A POETRY

Peter Ganick



from A POETRY

can you keep a secret?
the sequence of this secret is nothing but its own stating.
there is nothing behind or before it.
literature is not of its concern.
a grain of sand is mindstyle enough
for its intention to thrive.
can you keep a secret?

so, again, we wander streets, beaches—
anywhere there are tides from which
we can be harangued no lecture other than
that is offered & inscribed here.

can you keep a secret? we asked.
somewhere in an art magazine an artist wrote the first person singular pronoun and 
meant everybody.
so—why not use everybody’s pronoun—we.



Encomiums for A POETRY:



The monotonous experience of trudging thru everyday reading-scapes' disposable closures necessitates Ganick's POETRY of pure & precise chance (-taking) openwork. His detours reauthenticate via strides reshaping & strophes rebooting reading/living experience along paths of least resistance.

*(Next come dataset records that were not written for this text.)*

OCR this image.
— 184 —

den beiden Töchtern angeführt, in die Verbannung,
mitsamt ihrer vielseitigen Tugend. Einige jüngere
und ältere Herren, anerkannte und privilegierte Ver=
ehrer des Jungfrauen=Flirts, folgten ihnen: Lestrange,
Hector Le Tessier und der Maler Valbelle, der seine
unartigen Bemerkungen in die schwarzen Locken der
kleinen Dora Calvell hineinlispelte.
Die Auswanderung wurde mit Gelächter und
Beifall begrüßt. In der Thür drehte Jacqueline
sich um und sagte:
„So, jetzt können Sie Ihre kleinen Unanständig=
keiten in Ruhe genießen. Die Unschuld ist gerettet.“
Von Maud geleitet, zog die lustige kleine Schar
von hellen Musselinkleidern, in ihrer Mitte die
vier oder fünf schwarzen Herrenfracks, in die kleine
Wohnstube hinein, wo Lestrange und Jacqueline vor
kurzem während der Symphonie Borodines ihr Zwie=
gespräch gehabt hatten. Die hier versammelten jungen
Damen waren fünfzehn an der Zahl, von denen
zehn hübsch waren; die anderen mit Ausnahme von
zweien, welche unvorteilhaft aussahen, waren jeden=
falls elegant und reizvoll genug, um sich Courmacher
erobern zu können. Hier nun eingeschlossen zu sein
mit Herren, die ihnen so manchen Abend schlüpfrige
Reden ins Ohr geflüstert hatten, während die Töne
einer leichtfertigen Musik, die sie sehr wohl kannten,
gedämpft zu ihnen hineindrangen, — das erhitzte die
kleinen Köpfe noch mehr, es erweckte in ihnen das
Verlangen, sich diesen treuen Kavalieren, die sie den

Even as mountains are moved & walls walked thru, Ganick's manifold situations pathway supersonic turtles unleashing living/breathing panoramas' pointed loitering toward magnetic north as true north's derivations. Baudelaire's "botanist of the sidewalk", Ganick, breaking mama's backs & busting chops as any causeway-rooting ganglia plumber "on a routine walkabout" must, surgically roves his precision & polyphonic wondering, rollicking & astute, fine & dandy. Get his drift.


John Crouse

Peter Ganick's always sharp modalities have taken on a new register here. Space filters "things" with the emotions of light, discovery and ambiguity, as if "meaning" itself had become a music of silence. At one point Ganick declares "space emerges victorious"! Here we are reading a "poem" ("untitled poems for a wednesday evening") or the multiple variants of space between the lines or stanzas of the poem, as if we were going from sleep into eternity. Ganick's spare music engenders many ends without beginnings. Sun Ra reminds us "space is the place". And it is music we are hearing and waiting to hear in the midst of the intricate pauses, a jazz of distances and non-substantiation. A world where surfaces don't matter is a labyrinth of unheard music, a space of intervals and reverse mirrors. Is there a way to exit from the poem? Ganick suggest in the last line that "noon's steward invents ears."

ivan arguelles 


In A Poetry, Peter Ganick grapples with the universal questions of life from a perspective more personal than many of his other literary meditations. Opening with reflections on his father's passing and their final discussions about the nature of existence, Ganick’s inquiry examines life, philosophy and language through a free form exploration grounded in personal reflection but fueled with an alchemist's exalted vision of life’s cyclical transformation from lead to gold and back, revealed with as deft a grasp of its illusive nature as one can gain.

Vernon Frazer



Photobucket    Peter Ganick has published over 200 books of poetry. He was publisher of Potes & Poets Press, an important avant garde poetry press, from 1980-2000. Now he runs white sky books and supervises the blog ex-ex-lit.blogspot.com, a forum for experimental-experiental literature. He is active in the visual art field, having recently had a book of art criticism, 'thoughts on abstraction in art', accepted at the Barnes & Noble NOOK Bookstore. For a day job, he has been a piano instructor in the West Hartford CT area for 39 years. He lives in West Hartford with his wife, the artist, Carol Ganick.